Keep in mind that medical marijuana also has the potential to affect your life insurance rates. While it’s not guaranteed that using medical marijuana will result in a higher life insurance premium, it’s a good idea to talk to your life insurance provider about your specific situation. If you use medical marijuana, you may need to submit a copy of your medical marijuana card or a note from your doctor explaining the condition you have been diagnosed with and why marijuana is part of your treatment protocol.
how long tobacco stays in your system
The tobacco test is based on a sample of blood, urine, saliva or hair. Depending on the sample used for testing, nicotine can usually be detected for a few weeks after use. however, nicotine use can occasionally be detected up to a year later with a hair test. If you’re wondering how long nicotine stays in your system, keep in mind that it could last up to 12 months.
To be considered a non-smoker for life insurance purposes, providers generally want you to be smoke-free for one year. Even if you quit smoking months ago and don’t think the insurance company can detect anything in your system, you should never lie about your smoking habits or when you quit.

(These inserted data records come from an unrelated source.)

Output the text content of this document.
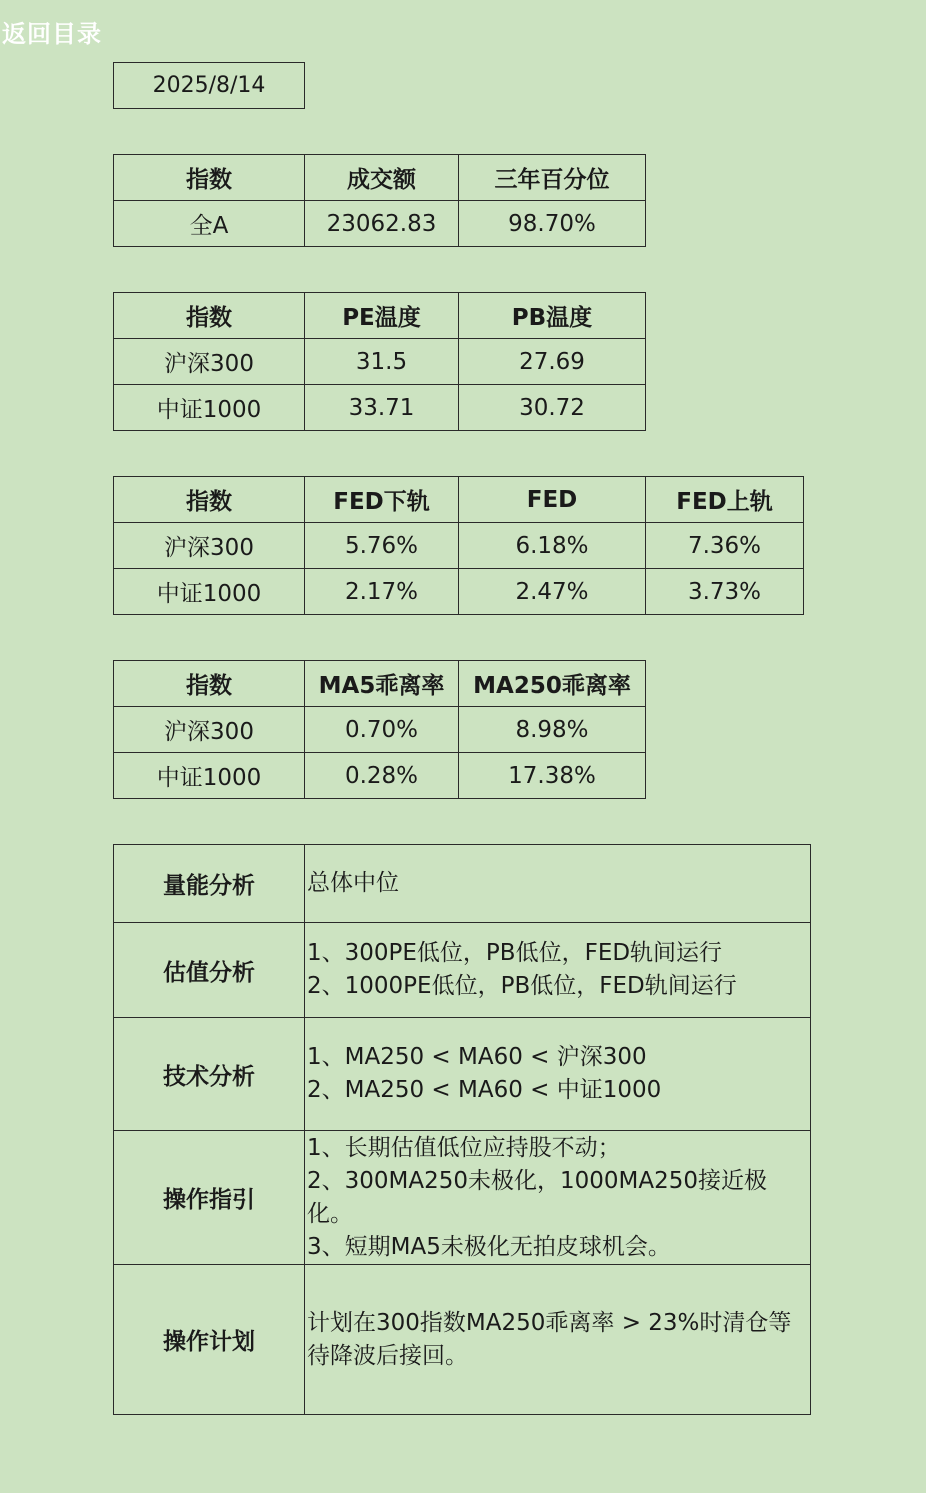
返回目录
2025/8/14
指数	成交额	三年百分位
全A	23062.83	98.70%
指数	PE温度	PB温度
沪深300	31.5	27.69
中证1000	33.71	30.72
指数	FED下轨	FED	FED上轨
沪深300	5.76%	6.18%	7.36%
中证1000	2.17%	2.47%	3.73%
指数	MA5乖离率	MA250乖离率
沪深300	0.70%	8.98%
中证1000	0.28%	17.38%
量能分析	总体中位

估值分析	1、300PE低位，PB低位，FED轨间运行
2、1000PE低位，PB低位，FED轨间运行

技术分析	1、MA250 < MA60 < 沪深300
2、MA250 < MA60 < 中证1000

操作指引	1、长期估值低位应持股不动；
2、300MA250未极化，1000MA250接近极化。
3、短期MA5未极化无拍皮球机会。

操作计划	计划在300指数MA250乖离率 > 23%时清仓等待降波后接回。
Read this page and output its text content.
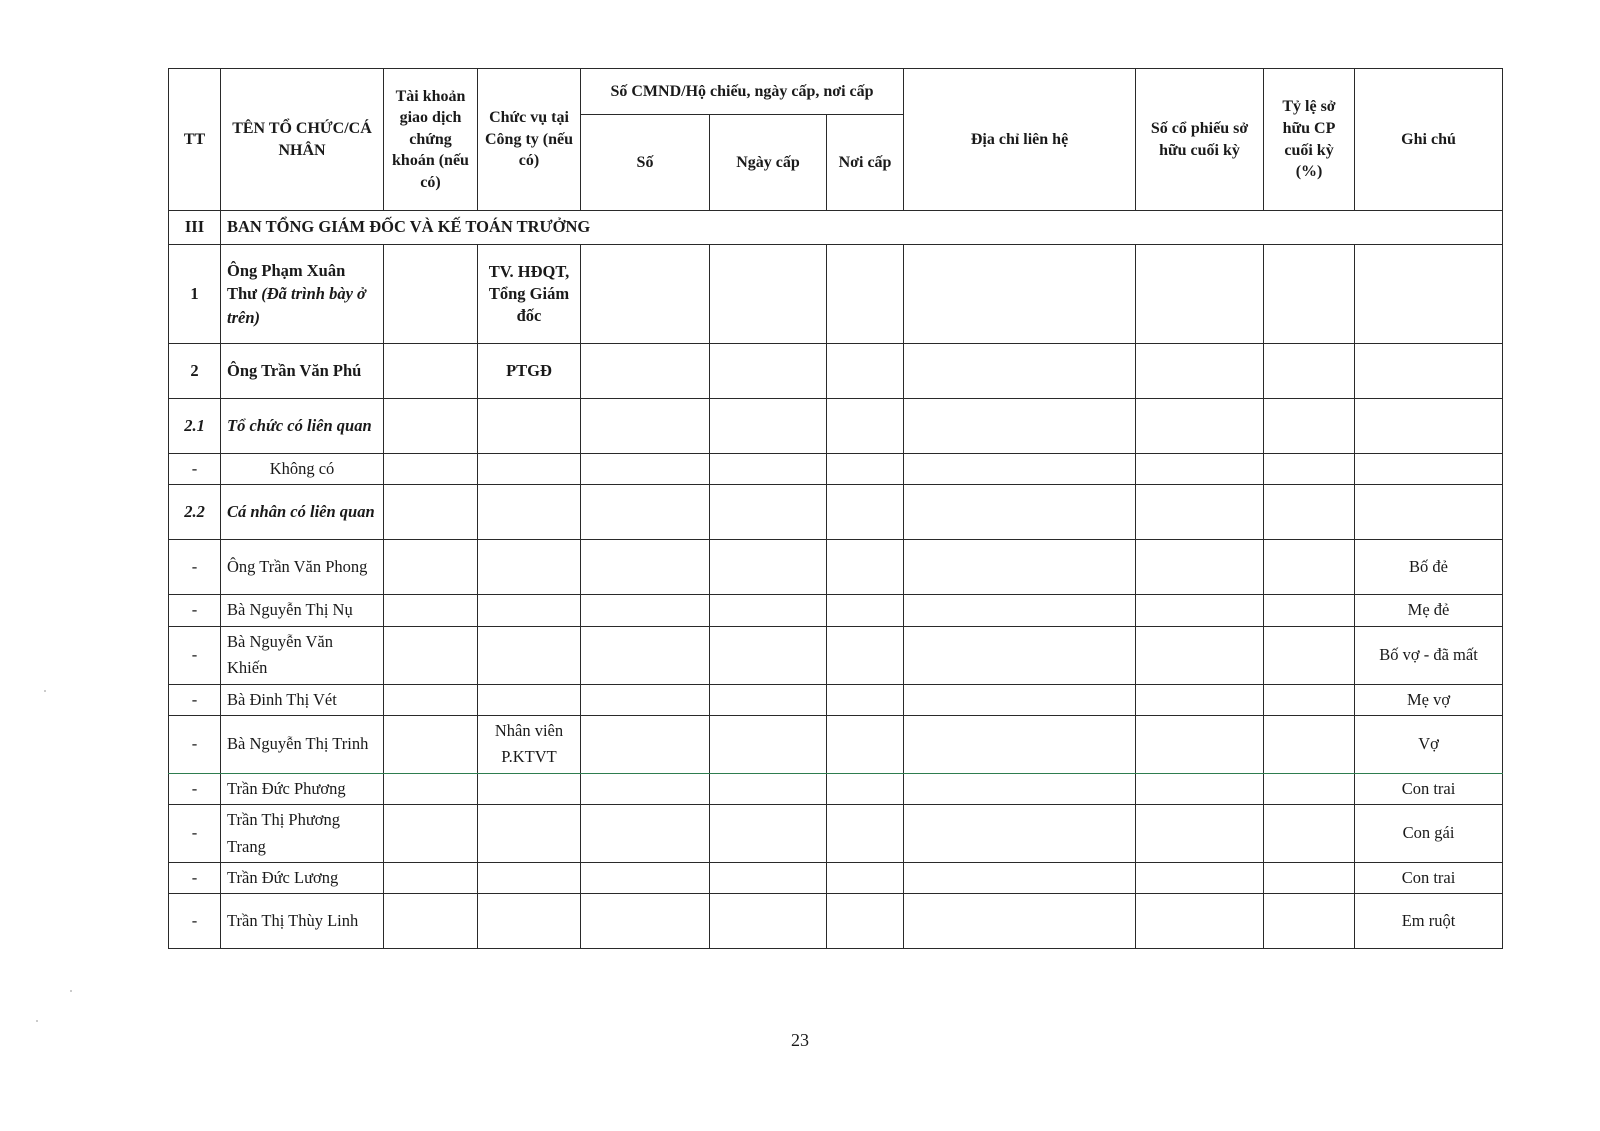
TT	TÊN TỔ CHỨC/CÁ NHÂN	Tài khoản giao dịch chứng khoán (nếu có)	Chức vụ tại Công ty (nếu có)	Số CMND/Hộ chiếu, ngày cấp, nơi cấp			Địa chỉ liên hệ	Số cổ phiếu sở hữu cuối kỳ	Tỷ lệ sở hữu CP cuối kỳ (%)	Ghi chú
				Số	Ngày cấp	Nơi cấp				
III	BAN TỔNG GIÁM ĐỐC VÀ KẾ TOÁN TRƯỞNG									
1	Ông Phạm Xuân Thư (Đã trình bày ở trên)		TV. HĐQT, Tổng Giám đốc							
2	Ông Trần Văn Phú		PTGĐ							
2.1	Tổ chức có liên quan									
-	Không có									
2.2	Cá nhân có liên quan									
-	Ông Trần Văn Phong									Bố đẻ
-	Bà Nguyễn Thị Nụ									Mẹ đẻ
-	Bà Nguyễn Văn Khiến									Bố vợ - đã mất
-	Bà Đinh Thị Vét									Mẹ vợ
-	Bà Nguyễn Thị Trinh		Nhân viên P.KTVT							Vợ
-	Trần Đức Phương									Con trai
-	Trần Thị Phương Trang									Con gái
-	Trần Đức Lương									Con trai
-	Trần Thị Thùy Linh									Em ruột
23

If you lie about your tobacco use and the provider finds out, your life insurance policy claims will be denied, which could put your loved ones in financial jeopardy. Lying to a life insurance provider about your tobacco use could also be viewed as fraud, which could have legal ramifications. For this reason, the best policy is always to be completely honest about all health issues in the life insurance application process.
how former tobacco users can get the same rates as non-users
When you buy a new life insurance policy, the provider will probably ask if you’ve used nicotine in the last 12 months. To be considered a non-smoker for life insurance, you’ll need to be nicotine-free for at least one year.
If you already have a life insurance policy and have quit smoking, then you can ask your provider to reconsider the rate. At this point, your provider will probably order another medical exam. You also have the option to find a different provider and start fresh with a new non-smoking life insurance policy.
frequently asked questions
what is the best life insurance company?
Does secondhand smoke affect nicotine tests for life insurance?
How long do I have to quit smoking to pass a life insurance nicotine test?
how does the payment process work for life insurance beneficiaries?